Orchestre des Champs-Elysées/Herreweghe Steven Isserlis [The Hebrides … Scottish Symphony]

Mendelssohn
Overture – The Hebrides (Fingal’s Cave), Op.26
Schumann
Cello Concerto in A minor, Op.129
Mendelssohn
Symphony No.3 in A minor, Op.56 (Scottish)

Steven Isserlis (cello)

Orchestre des Champs-Elysées
Philippe Herreweghe


Reviewed by: Douglas Cooksey

Reviewed: 24 January, 2009
Venue: Barbican Hall, London

“Burns Night” is February 25 and there is a year-long celebration of all things ‘Scottish’ upon us – 2009 marks the 250th-anniversary of Robert Burns’s birth – so here was a French orchestra celebrating the so-called Auld Alliance between France and Scotland in fine style under its Belgian principal conductor.

Philippe Herreweghe. Photograph: Michel GarnierOrchestre des Champs-Elysées specialises in music written between the mid-18th and early-20th centuries, “performing on instruments compatible with the period”, to quote the carefully nuanced programme note. On this occasion the number of musicians were a substantial band, numbering 56. Philippe Herreweghe is perhaps better-known for his work as a choral conductor with two groups that he created, Collegium Vocale Gent and La Chapelle Royale. However, with Orchestre des Champs-Elysées – his third creation – he achieved exciting results in music that is all-too-often treated as the blandest of musical picture-postcards.

The Hebrides appears to have cost Mendelssohn considerable time and effort. He may have jotted down the initial 10 bars at the time of his visit to Staffa in August 1829 but the overture then went through several transformations, first as Die einsame Insel (The Lonely Isle), followed by a substantial revision and a change of name to Die Hebriden in 1832 before its eventual publication in 1833. No matter. Like Prospero’s isle in Shakespeare’s “The Tempest”, Mendelssohn’s landscape remains full of enchantment and ‘rough magic’ with each successive visit, sounds that hurt not and delight. From Herreweghe, and with judicious orchestral seating (6 double basses ranged across the rear of the platform), there was an unusual amplitude to the sound despite the comparatively modest forces employed. The period strings also allowed us to hear more clearly than usual the oceanic swell of the viola and cello parts, and there was a plangently eloquent clarinet solo at the close.

Steven Isserlis. Photograph: Tom MillerSteven Isserlis played Schumann’s Cello Concerto on gut strings, and his combination of gentle introspection and whimsy suits the work particularly well. On this occasion though, for all his virtues, a couple of caveats are in order. A degree of flexibility is clearly essential in Schumann. However, in the first movement there was a tendency to drag an already leisurely tempo, the soloist savouring each passing moment so intensely that the music frequently lost momentum (most notably in the second subject) and – initially at least – Isserlis’s intonation was less than impeccable. Matters improved with a wonderfully inward account of the slow movement, held on the finest of threads, whose lead-in here sounded positively Elgarian and with the sprightly finale, possibly a little too skittish, but with an excellently judged final accelerando. Herreweghe’s accompaniment uncovered a chamber-music delicacy at every turn and in this music the antiphonal violins were a huge benefit.
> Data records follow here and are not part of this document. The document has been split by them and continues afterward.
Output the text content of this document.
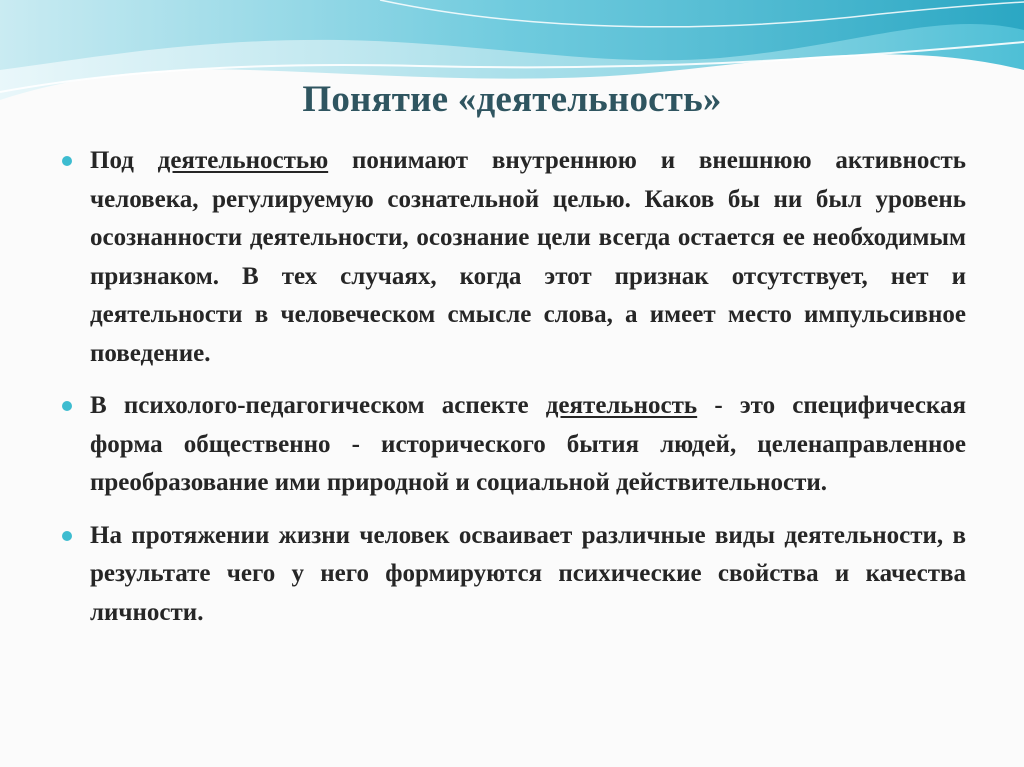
Понятие «деятельность»
Под деятельностью понимают внутреннюю и внешнюю активность человека, регулируемую сознательной целью. Каков бы ни был уровень осознанности деятельности, осознание цели всегда остается ее необходимым признаком. В тех случаях, когда этот признак отсутствует, нет и деятельности в человеческом смысле слова, а имеет место импульсивное поведение.
В психолого-педагогическом аспекте деятельность - это специфическая форма общественно - исторического бытия людей, целенаправленное преобразование ими природной и социальной действительности.
На протяжении жизни человек осваивает различные виды деятельности, в результате чего у него формируются психические свойства и качества личности.
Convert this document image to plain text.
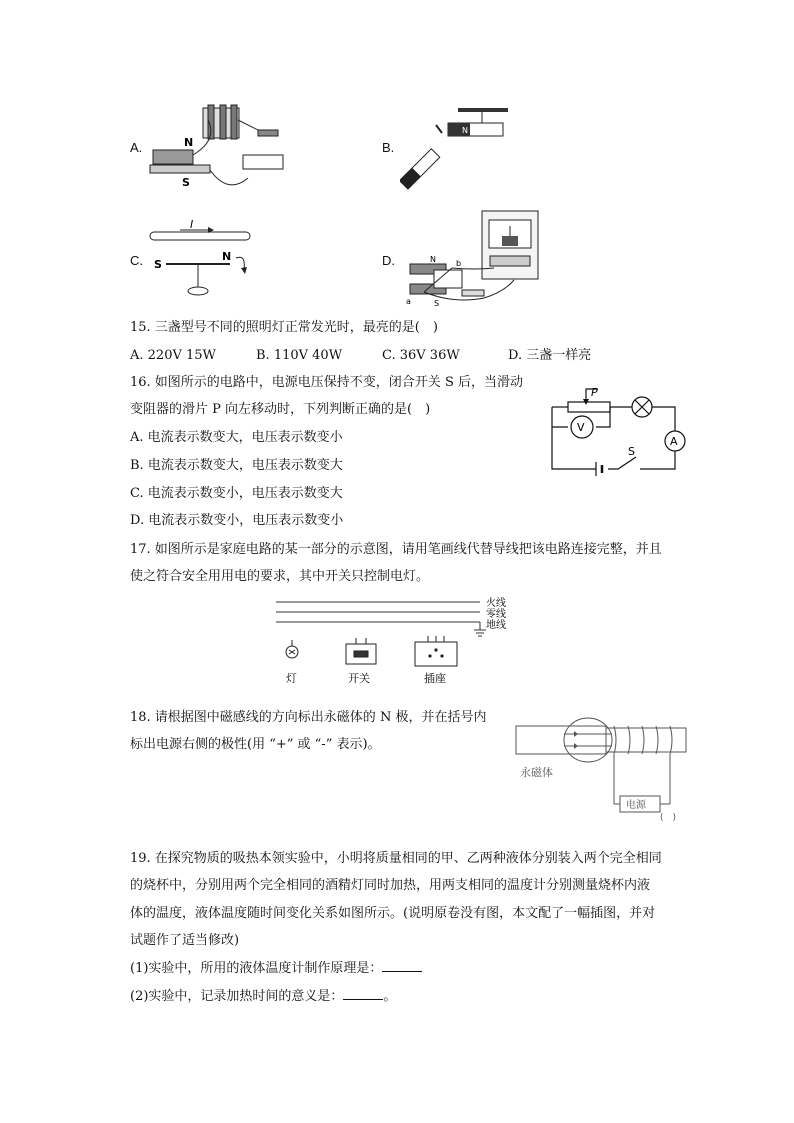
A.	N
S
B.
N
C.
I
S
N	D.	N
S
a
b
15. 三盏型号不同的照明灯正常发光时，最亮的是(　)
A. 220V 15W	B. 110V 40W	C. 36V 36W	D. 三盏一样亮
16. 如图所示的电路中，电源电压保持不变，闭合开关 S 后，当滑动
变阻器的滑片 P 向左移动时，下列判断正确的是(　)
A. 电流表示数变大，电压表示数变小
B. 电流表示数变大，电压表示数变大
C. 电流表示数变小，电压表示数变大
D. 电流表示数变小，电压表示数变小
P
V
A
S
17. 如图所示是家庭电路的某一部分的示意图，请用笔画线代替导线把该电路连接完整，并且
使之符合安全用用电的要求，其中开关只控制电灯。
火线
零线
地线
灯	开关	插座
18. 请根据图中磁感线的方向标出永磁体的 N 极，并在括号内
标出电源右侧的极性(用 “+” 或 “-” 表示)。
永磁体
电源
(　)
19. 在探究物质的吸热本领实验中，小明将质量相同的甲、乙两种液体分别装入两个完全相同
的烧杯中，分别用两个完全相同的酒精灯同时加热，用两支相同的温度计分别测量烧杯内液
体的温度，液体温度随时间变化关系如图所示。(说明原卷没有图，本文配了一幅插图，并对
试题作了适当修改)
(1)实验中，所用的液体温度计制作原理是：
(2)实验中，记录加热时间的意义是：	。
Mendelssohn’s ‘Scottish’ Symphony received a luminous performance as well as the feeling that this is one of the grandest of symphonies, partly because Herreweghe observed the first-movement exposition repeat, but there was also a rare spontaneity and commitment to the playing, the sense of an orchestra almost straining at the leash. Herreweghe’s is a great animateur; the ride may be bumpy and his actual technique inelegant, but he succeeds in communicating his intentions vividly and in energising his players.

Amongst many memorable moments were the flexibility of the string cantilena in the introduction, the nervous quality to succeeding Allegro (marked un poco agitato) and an especially potent storm at the movement’s close. The two central movements were distinguished by a moderate tempo in the scherzo with its delicious throwaway ending, and an unusually flowing slow movement that avoided any hint of sentimentality. The finale was genuinely vivacious, not simply fast, and its peroration devoid of pomposity. In all four movements the airborne, well-ventilated timbres made perfect sense. This may not have been the last word in polished execution but it was unalloyed joy from first note to last.